Politique

Commémoration du 13 novembre

Un an après les attentats : plus encore, faire front pour la défense de nos droits démocratiques

Publié le 11 novembre 2016

Ce dimanche, nous serons donc à un an jour pour jour du massacre commis dans les rues de Paris qui aura ôté la vie à 130 personnes et fait des centaines de blessés physiques et psychologiques. Du côté du gouvernement, le scénario de communication est déjà bien rôdé : l’occasion est trop belle de tenter de se refaire une santé autour de la commémoration des attentats. De notre côté, en revanche, tout reste encore à construire face au climat réactionnaire qu’ils cherchent à nous imposer.

Georges Camac

C’est donc un bien triste anniversaire qui aura lieu ce dimanche 13 novembre, un an tout juste après le carnage du Bataclan. En ce jour, notre pensée ira d’abord aux victimes de cette folie meurtrière, à leurs familles et à leurs proches. Comme à leur habitude, nous verrons se pavaner à l’occasion des différentes commémorations qui auront lieu en ce jour, les vrais responsables de la barbarie : la classe politique dominante, toujours là quand elle peut instrumentaliser l’émotion pour mieux faire passer ses coups-bas. Du côté de François Hollande, on a déjà prévu d’être sur tous les fronts pour allumer des bougies et surtout… pour tenter de faire oublier ses très maigres 4% d’opinions favorables.

Un an après, le bilan est sans appel pour celui qui s’autoproclamait le soir du 13 novembre pourfendeur du terrorisme. Loin d’avoir pu faire cesser les attentats, le carnage aura surtout servi, sur fond « d’unité nationale », de prétexte pour faire passer la politique toujours plus antisociale et réactionnaire du gouvernement. Ce 13 novembre, pour nous, ce sera jour de commémoration, mais ça ne nous empêchera pas de faire le bilan de la surenchère guerrière et sécuritaire, de l’accélération du tournant bonapartiste déclenchée depuis les attentats de Paris.

Nous n’oublierons pas, par exemple, que ce jour sera également la date anniversaire de l’entrée en vigueur de l’état urgence, qui ne devait alors, selon les mots du président, n’être qu’un « état d’exception » qui n’était « pas amené à durer ». Un état d’urgence qui aura depuis davantage servi à réprimer, notamment lors de la mobilisation contre la loi travail, qu’à lutter contre le terrorisme. Nous penserons également au « cauchemar » actuellement en cours à Mossoul, où l’armée irakienne, sous le commandement et sous les bombes, entre autres, de l’armée française, s’engage dans un bourbier face aux combattants de Daesh et est déjà accusée de crimes et de tortures contre les civils. Un nouveau désastre humanitaire en perspective qui ne sera que la continuité de la barbarie semée par les occidentaux au Moyen-Orient depuis plus de 10 ans, celle-là même qui a fait le lit du terrorisme et de la montée en puissance des idéologies les plus réactionnaires.

Ce dimanche, ça ne sera donc définitivement pas l’unité nationale qu’il nous faudra construire mais bien l’unité la plus large de tous les exploités et tous les opprimés face à l’offensive réactionnaire menée par la classe politique dominante. Sur fond de manifestations de policiers, pour réclamer toujours plus d’impunité, du démantèlement de Calais et de la traque des migrants dans les rues de Paris, ce ne sont pas les raisons qui manquent pour dire stop à ce gouvernement. Un pouvoir qui exprimait encore tout récemment par la voix de son président Hollande sa « volonté de travailler en commun » avec le nouveau président ultraréactionnaire des Etats-Unis, Donald Trump.
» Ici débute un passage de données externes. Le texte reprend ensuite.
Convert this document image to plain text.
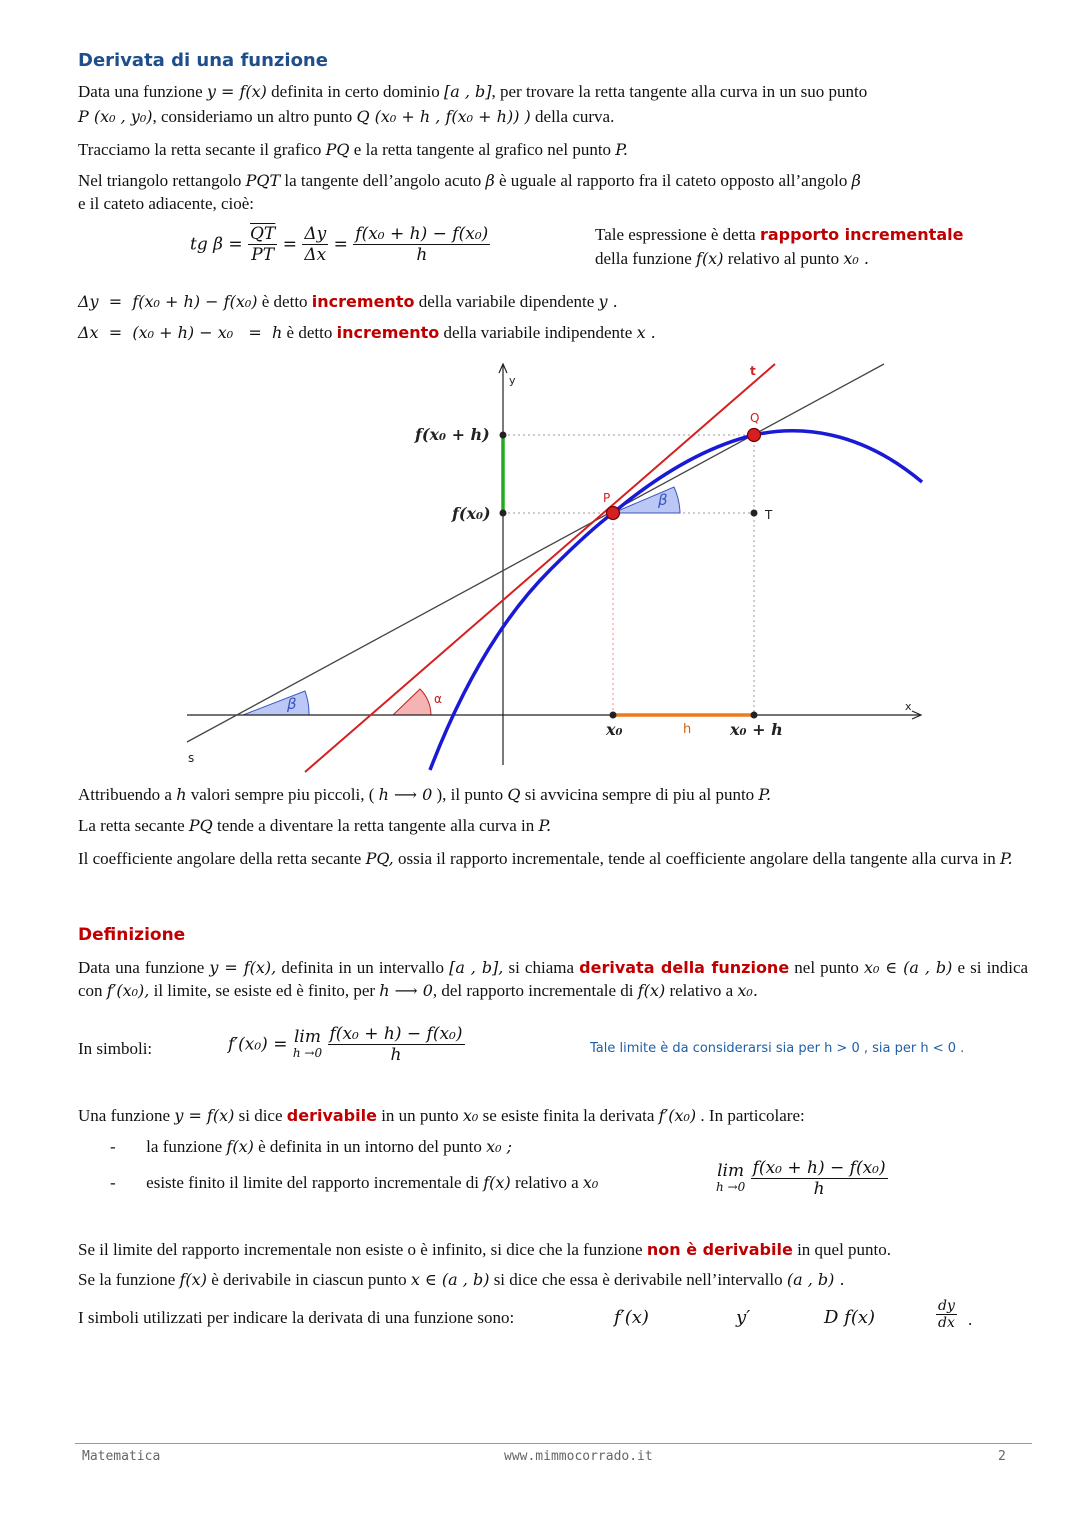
Derivata di una funzione
Data una funzione y = f(x) definita in certo dominio [a , b], per trovare la retta tangente alla curva in un suo punto
P (x₀ , y₀), consideriamo un altro punto Q (x₀ + h , f(x₀ + h)) ) della curva.
Tracciamo la retta secante il grafico PQ e la retta tangente al grafico nel punto P.
Nel triangolo rettangolo PQT la tangente dell’angolo acuto β è uguale al rapporto fra il cateto opposto all’angolo β
e il cateto adiacente, cioè:
tg $\beta = \frac{\overline{QT}}{PT} = \frac{\Delta y}{\Delta x} = \frac{\text{f(x₀ + h) − f(x₀)}}{h}$	Tale espressione è detta rapporto incrementale
della funzione f(x) relativo al punto x₀ .
Δy  =  f(x₀ + h) − f(x₀) è detto incremento della variabile dipendente y .
Δx  =  (x₀ + h) − x₀   =  h è detto incremento della variabile indipendente x .
y
x
t
s
Q
P
T
β
β	α
f(x₀ + h)
f(x₀)
x₀	h x₀ + h
Attribuendo a h valori sempre piu piccoli, ( h ⟶ 0 ), il punto Q si avvicina sempre di piu al punto P.
La retta secante PQ tende a diventare la retta tangente alla curva in P.
Il coefficiente angolare della retta secante PQ, ossia il rapporto incrementale, tende al coefficiente angolare della tangente alla curva in P.
Definizione
Data una funzione y = f(x), definita in un intervallo [a , b], si chiama derivata della funzione nel punto x₀ ∈ (a , b) e si indica con f′(x₀), il limite, se esiste ed è finito, per h ⟶ 0, del rapporto incrementale di f(x) relativo a x₀.
In simboli:	f′(x₀) = lim
h →0
$\frac{\text{f(x₀ + h) − f(x₀)}}{h}$	Tale limite è da considerarsi sia per h > 0 , sia per h < 0 .
Una funzione y = f(x) si dice derivabile in un punto x₀ se esiste finita la derivata f′(x₀) . In particolare:
- la funzione f(x) è definita in un intorno del punto x₀ ;
- esiste finito il limite del rapporto incrementale di f(x) relativo a x₀
lim
h →0
$\frac{\text{f(x₀ + h) − f(x₀)}}{h}$
Se il limite del rapporto incrementale non esiste o è infinito, si dice che la funzione non è derivabile in quel punto.
Se la funzione f(x) è derivabile in ciascun punto x ∈ (a , b) si dice che essa è derivabile nell’intervallo (a , b) .
I simboli utilizzati per indicare la derivata di una funzione sono:	f′(x)	y′	D f(x)	$\frac{dy}{dx}$ .
Matematica	www.mimmocorrado.it	2
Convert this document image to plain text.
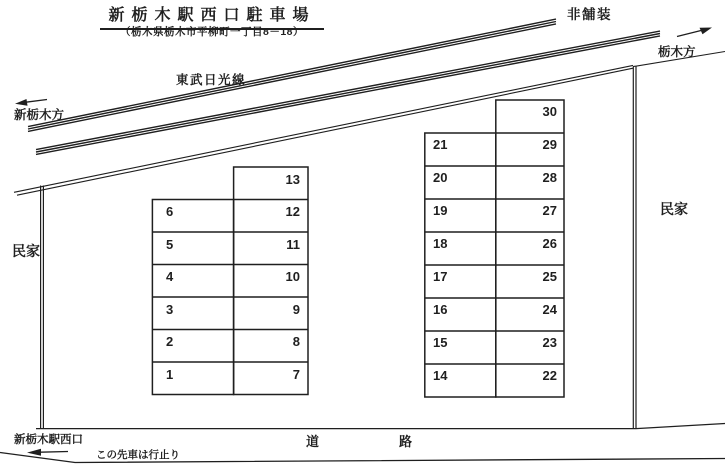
新栃木駅西口駐車場
（栃木県栃木市平柳町一丁目8－18）
非舗装
栃木方
東武日光線
新栃木方
民家
民家
新栃木駅西口
この先車は行止り
道路
6
5
4
3
2
1
13
12
11
10
9
8
7
21
20
19
18
17
16
15
14
30
29
28
27
26
25
24
23
22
Ce 13 novembre, pour toutes celles et ceux qui subissent les coups de matraque dans les manifestations, les contrôles au faciès et le harcèlement quotidien dans les quartiers populaires, ou encore la violence de cette justice de classe, la répression syndicale qui s’abat plus que jamais contre le monde ouvrier, il ne saurait être question de défiler aux côtés de ce gouvernement et de sa police, mais bien au contraire de lui opposer toute notre résistance et de nous organiser pour enfin lui faire front. En ce sens, le succès de la manifestation du 5 novembre à Paris où plus de 3 000 manifestants ont défilé pour exiger justice et vérité pour Adama Traoré, tué par les gendarmes, est un nouveau pas dans la construction de ce front pour en finir avec l’impunité policière. Pour se défendre aujourd’hui et préparer la riposte demain, un an après l’état d’urgence, il nous faut faire front contre celui-ci et pour la défense de nos droits démocratiques.